Workers in sugarcane farms of Uttar Pradesh get a bitter deal

Workers in sugarcane farms of Uttar Pradesh get a bitter deal

Oxfam India report highlights several heartbreaking realities faced by farm workers in the sugarcane farms of UP

The sugar industry in Uttar Pradesh has a significant contribution to the state’s economy and also to the livelihoods of lakhs of farmers who depend directly on cane farming. There is plenty of information on the economic importance of sugarcane and the challenges that sugar mills face. But very little is known of the plight of farm workers who pay the ‘human cost of sugar’. This blog highlights some of the key challenges faced by workers as found in the report.

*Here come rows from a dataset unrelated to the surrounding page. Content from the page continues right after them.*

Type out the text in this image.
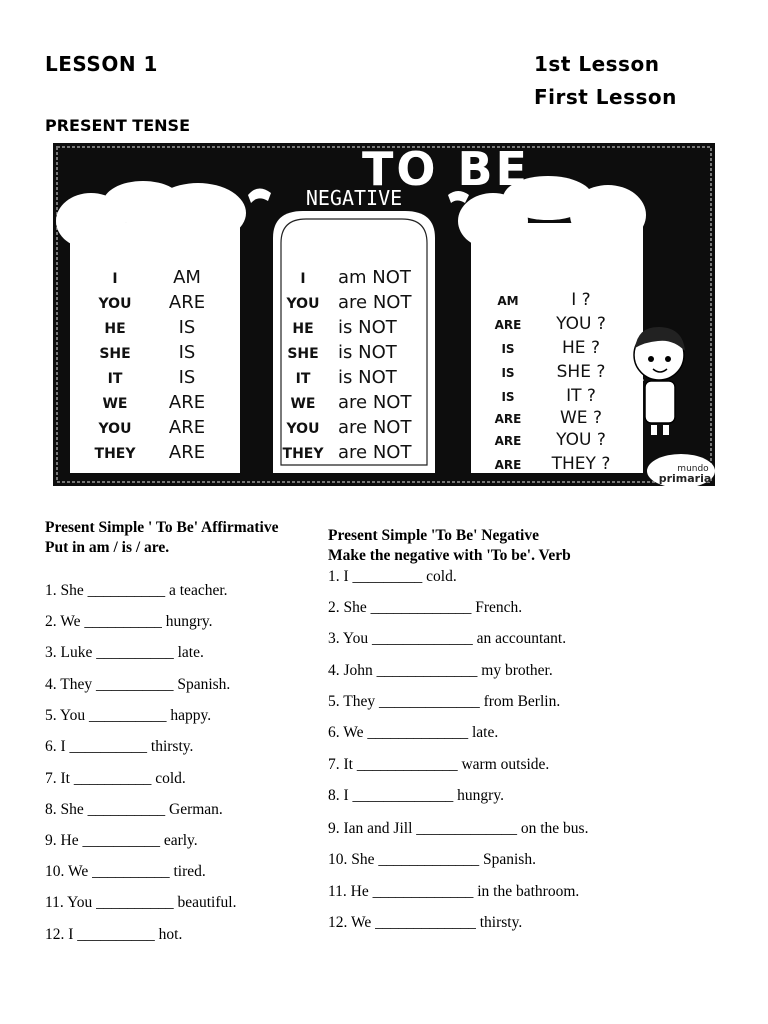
LESSON 1	1st Lesson
First Lesson
PRESENT TENSE
TO BE
NEGATIVE
I
YOU
HE
SHE
IT
WE
YOU
THEY
AM
ARE
IS
IS
IS
ARE
ARE
ARE
I
YOU
HE
SHE
IT
WE
YOU
THEY
am NOT
are NOT
is NOT
is NOT
is NOT
are NOT
are NOT
are NOT
AM
ARE
IS
IS
IS
ARE
ARE
ARE
I ?
YOU ?
HE ?
SHE ?
IT ?
WE ?
YOU ?
THEY ?	mundo
primaria
Present Simple ' To Be' Affirmative
Put in am / is / are.
1. She __________ a teacher.
2. We __________ hungry.
3. Luke __________ late.
4. They __________ Spanish.
5. You __________ happy.
6. I __________ thirsty.
7. It __________ cold.
8. She __________ German.
9. He __________ early.
10. We __________ tired.
11. You __________ beautiful.
12. I __________ hot.
Present Simple 'To Be' Negative
Make the negative with 'To be'. Verb
1. I _________ cold.
2. She _____________ French.
3. You _____________ an accountant.
4. John _____________ my brother.
5. They _____________ from Berlin.
6. We _____________ late.
7. It _____________ warm outside.
8. I _____________ hungry.
9. Ian and Jill _____________ on the bus.
10. She _____________ Spanish.
11. He _____________ in the bathroom.
12. We _____________ thirsty.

Migrants And Children On Farm

Only farmers with large land-holding have resources to hire farm workers. Workers are hired on daily wage basis, contract rate basis or on a permanent basis for the entire season. The permanent workers are predominantly migrant workers from other states such as Bihar, West Bengal, Odisha, Madhya Pradesh. These workers are hired as an individual adult or child or as an entire family.

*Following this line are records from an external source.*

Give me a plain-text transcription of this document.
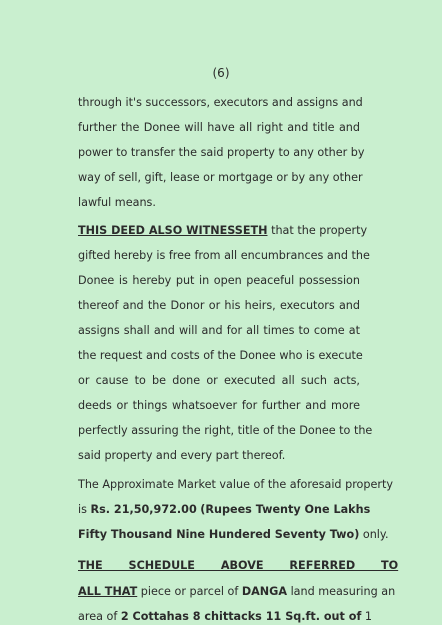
(6)
through it's successors, executors and assigns and
further the Donee will have all right and title and
power to transfer the said property to any other by
way of sell, gift, lease or mortgage or by any other
lawful means.
THIS DEED ALSO WITNESSETH that the property
gifted hereby is free from all encumbrances and the
Donee is hereby put in open peaceful possession
thereof and the Donor or his heirs, executors and
assigns shall and will and for all times to come at
the request and costs of the Donee who is execute
or cause to be done or executed all such acts,
deeds or things whatsoever for further and more
perfectly assuring the right, title of the Donee to the
said property and every part thereof.
The Approximate Market value of the aforesaid property
is Rs. 21,50,972.00 (Rupees Twenty One Lakhs
Fifty Thousand Nine Hundered Seventy Two) only.
THE SCHEDULE ABOVE REFERRED TO
ALL THAT piece or parcel of DANGA land measuring an
area of 2 Cottahas 8 chittacks 11 Sq.ft. out of 1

Often children are recruited by recruiting agents under false pretext of providing jobs in factories, found the study. Agents often pay a lumpsum advance to the families of children before recruiting making it impossible for the children to leave the farm and return home. In many cases these migrant children were reported to get paid extremely low wages ranging between INR 2000/month to INR 5000/month.

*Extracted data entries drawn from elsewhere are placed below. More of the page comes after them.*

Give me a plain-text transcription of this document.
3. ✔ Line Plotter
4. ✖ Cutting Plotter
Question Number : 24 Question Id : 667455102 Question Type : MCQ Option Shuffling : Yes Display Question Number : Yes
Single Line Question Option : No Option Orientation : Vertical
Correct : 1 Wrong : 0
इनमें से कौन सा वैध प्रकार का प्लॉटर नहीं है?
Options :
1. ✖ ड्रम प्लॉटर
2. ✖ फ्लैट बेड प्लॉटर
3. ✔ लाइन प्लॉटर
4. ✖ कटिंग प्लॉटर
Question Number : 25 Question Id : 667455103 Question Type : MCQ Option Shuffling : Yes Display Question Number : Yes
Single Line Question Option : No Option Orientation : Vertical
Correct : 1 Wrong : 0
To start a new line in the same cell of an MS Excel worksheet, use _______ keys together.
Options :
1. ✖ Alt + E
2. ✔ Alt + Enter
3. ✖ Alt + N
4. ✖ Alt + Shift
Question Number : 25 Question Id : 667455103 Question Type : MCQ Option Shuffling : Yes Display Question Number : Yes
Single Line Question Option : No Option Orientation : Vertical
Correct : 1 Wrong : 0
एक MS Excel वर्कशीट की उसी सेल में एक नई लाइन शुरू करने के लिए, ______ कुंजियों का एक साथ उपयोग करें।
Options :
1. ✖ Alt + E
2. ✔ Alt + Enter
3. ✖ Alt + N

Never-Ending Work And Poor Pay

Unlike the daily wage workers or the contract rate workers who have their own challenges, the migrant workers have no flexibility at work. Their work is never-ending and apart from working in the farms they are also made to work in other non farming and household activities with no additional pay.

The report finds that it is common for the daily wage workers to not receive wages on the same working day; often they are paid after a gap of upto 10-15 days. For the contractual workers, the delay in payment could be even more, extending up to 7-8 months. At times they are paid only after the farmer has received his payment from the mill, which means end of a production year in some cases.

Trapped In A Vicious Cycle

A broken payment cycle and no access to formal financial services often forces workers to borrow money from local money lenders who are usually big farmers from the village. The interest rates for such loans is anywhere between 36% to 60% per annum. The high interest rates and unreliable income, forces the workers into a perpetual debt cycle. In many cases the workers end up repaying their loan by working on the farms of their moneylenders- either alone or with their entire family. The report highlights one such case where a worker who had borrowed money from his employer to build a house is repaying by working on his farm with his family.

Women Face More Challenges

Women workers face more challenges working in cane farms which is largely percieved as a ‘man’s job’ in a patriarchal state. Women are often paid less than half wages (INR 80-200) compared to that paid to men for the same type of work. During the study it was also found that some women work on the farms of other villagers in return of de-trashed leaves that they use as livestock feed.

These and many more issues affect the lives of the farm workers in the sugar supply chain. Many of these issues are covered in detail in the study published by Oxfam India. As consumers of food and beverages most of us are unaware of these violations. Awareness is the first step in the direction of bringing about a change. Do create more awareness on this issue in your network by sharing #HumanCostOfSugar.